SOUTHAMPTON? City of culture? Is this a wind-up?

Let’s put it in perspective. It should have been if a greedy council hadn’t sold it to the university!

Years ago Ocean Village was delightful, with the old houses, etc. Now every piece of land is student flats with broken, cracked pavements, down-and-outs in most doorways, old red phone boxes used as lavatories, broken glass and rubbish everywhere.

If the planners had eased flats on suburbs or on university land, left the medieval walls alone, left Ocean Village alone... what a difference there could have been.

Southampton council, start by getting a litter crew, get all pavements repaired. And take a look at high street shops which are closing, Toys R Us is now gone! Opposite the Debenhams building there is work going on... don’t tell us more student flats...

Maggie Rickards

Southampton

l I REFER to the article in Wednesday’s Daily Echo regarding Southampton’s City of Culture bid.

One paragraph by Councillor Letts stated “Our strategy will be to use not old civil servants but the young people of the community that are going to benefit from the experience”.

So that speaks volumes of the council’s attitude to the not-so-young in the community, as it will be geared around the young, not the old. I expect the council will happily use money from council tax which we pay, yet we won’t get a say in the matter.

I was born in this city and am 72 years of age, there is nothing in this town centre for the older generation and it looks like there won’t be in the future.

This should be discussed with young, middle and older people, not just the younger generation.

Many of us have not yet got one foot in the grave.

J.Gonzalez

Sholing

l IF BIDDING to be UK City of Culture 2025 means Southampton will receive a much needed makeover then I support the bid!

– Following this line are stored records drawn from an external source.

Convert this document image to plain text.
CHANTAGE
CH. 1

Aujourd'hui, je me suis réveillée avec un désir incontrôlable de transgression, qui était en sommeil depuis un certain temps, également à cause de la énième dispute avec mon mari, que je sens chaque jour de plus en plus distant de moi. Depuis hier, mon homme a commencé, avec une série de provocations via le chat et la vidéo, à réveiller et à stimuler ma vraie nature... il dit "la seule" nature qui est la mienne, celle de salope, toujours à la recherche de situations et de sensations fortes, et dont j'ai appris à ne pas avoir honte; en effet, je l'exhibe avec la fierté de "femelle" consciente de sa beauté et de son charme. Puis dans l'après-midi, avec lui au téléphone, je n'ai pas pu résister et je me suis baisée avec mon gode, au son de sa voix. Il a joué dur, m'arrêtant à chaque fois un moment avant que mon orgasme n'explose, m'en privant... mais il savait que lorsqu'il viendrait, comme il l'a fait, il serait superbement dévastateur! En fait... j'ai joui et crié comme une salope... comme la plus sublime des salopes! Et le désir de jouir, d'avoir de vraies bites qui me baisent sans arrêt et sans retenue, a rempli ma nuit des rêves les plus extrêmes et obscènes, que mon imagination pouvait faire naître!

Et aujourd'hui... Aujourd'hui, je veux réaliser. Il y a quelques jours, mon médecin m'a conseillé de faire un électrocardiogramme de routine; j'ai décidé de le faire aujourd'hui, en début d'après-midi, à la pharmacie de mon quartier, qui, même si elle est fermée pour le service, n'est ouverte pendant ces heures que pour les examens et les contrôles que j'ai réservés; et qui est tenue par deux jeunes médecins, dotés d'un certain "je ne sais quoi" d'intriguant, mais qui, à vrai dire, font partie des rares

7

Fix our roads, smarten up the suburbs, not just the city centre, get the accumulated rubbish, litter and fly-tipping removed, and repairing the broken pavements would be an excellent start. That alone will probably take until 2025!

Then there is always education, social care, law and order, housing, air pollution to fill in the gaps.

Denise Wyatt, leader of Southampton independents has a good idea, saying money should be spent on getting the basics right. Hear hear.

On Thursday, May 3, things might just change for the better in this city!